Discussion Overview
The discussion revolves around the solutions to Schrödinger's equation, specifically comparing the forms \( \Psi = A e^{kx - wt} \) and \( \Psi = A \sin(kx - wt) \). Participants explore the implications of using complex phase factors in wave functions and the conditions under which these forms satisfy the equation.
Discussion Character
- Debate/contested
- Technical explanation
Main Points Raised
- One participant claims that the general solution of Schrödinger's equation can be expressed as \( \Psi = A e^{kx - wt} \) and that this satisfies the equation.
- Another participant suggests that the use of complex exponentials helps maintain linear total energy while taking derivatives, noting the behavior of \( \exp[iEt] \) under differentiation.
- A participant points out a missing "i" in the exponential argument of the first solution, indicating that the sine function does not satisfy Schrödinger's equation without specific conditions.
- Some participants argue that the sine function can satisfy the equation only under certain "funky" potentials, while others assert that it does not satisfy the time-dependent Schrödinger equation (TDSE) without additional considerations.
- There is a discussion about the necessity of a complex phase in the wave function for eigenstates of quantum systems, emphasizing the role of the time-dependent phase.

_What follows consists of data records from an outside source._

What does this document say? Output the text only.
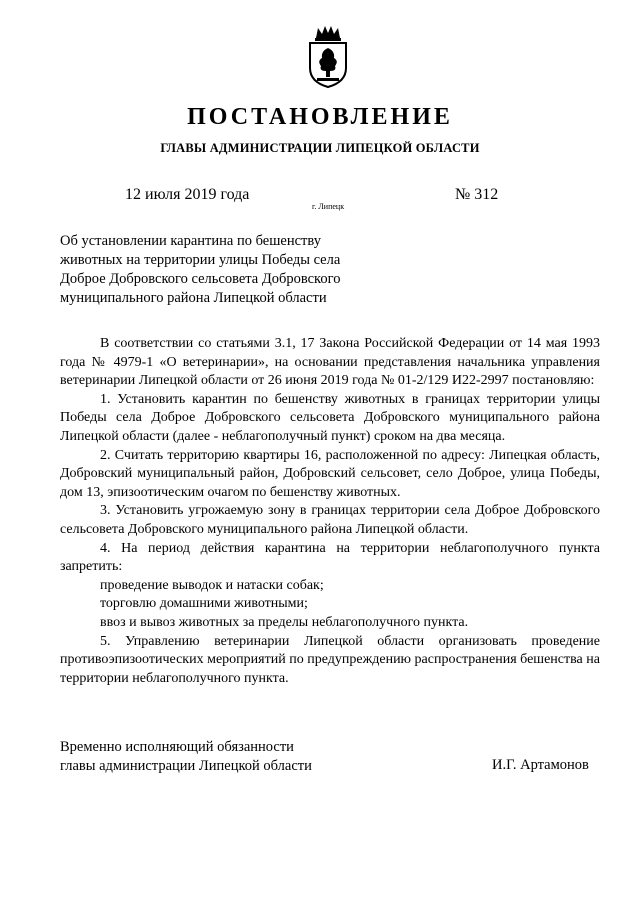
ПОСТАНОВЛЕНИЕ
ГЛАВЫ АДМИНИСТРАЦИИ ЛИПЕЦКОЙ ОБЛАСТИ
12 июля 2019 года
г. Липецк
№ 312
Об установлении карантина по бешенству
животных на территории улицы Победы села
Доброе Добровского сельсовета Добровского
муниципального района Липецкой области

В соответствии со статьями 3.1, 17 Закона Российской Федерации от 14 мая 1993 года № 4979-1 «О ветеринарии», на основании представления начальника управления ветеринарии Липецкой области от 26 июня 2019 года № 01-2/129 И22-2997 постановляю:

1. Установить карантин по бешенству животных в границах территории улицы Победы села Доброе Добровского сельсовета Добровского муниципального района Липецкой области (далее - неблагополучный пункт) сроком на два месяца.

2. Считать территорию квартиры 16, расположенной по адресу: Липецкая область, Добровский муниципальный район, Добровский сельсовет, село Доброе, улица Победы, дом 13, эпизоотическим очагом по бешенству животных.

3. Установить угрожаемую зону в границах территории села Доброе Добровского сельсовета Добровского муниципального района Липецкой области.

4. На период действия карантина на территории неблагополучного пункта запретить:

проведение выводок и натаски собак;

торговлю домашними животными;

ввоз и вывоз животных за пределы неблагополучного пункта.

5. Управлению ветеринарии Липецкой области организовать проведение противоэпизоотических мероприятий по предупреждению распространения бешенства на территории неблагополучного пункта.

Временно исполняющий обязанности
главы администрации Липецкой области	И.Г. Артамонов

Areas of Agreement / Disagreement
Participants express disagreement regarding the validity of the sine function as a solution to Schrödinger's equation, with some asserting it does not satisfy the equation without specific conditions, while others maintain that it can under certain circumstances. The discussion remains unresolved regarding the conditions under which each form is valid.
Contextual Notes
There are unresolved issues regarding the assumptions needed for the sine function to be considered a solution, as well as the implications of using complex phase factors in wave functions.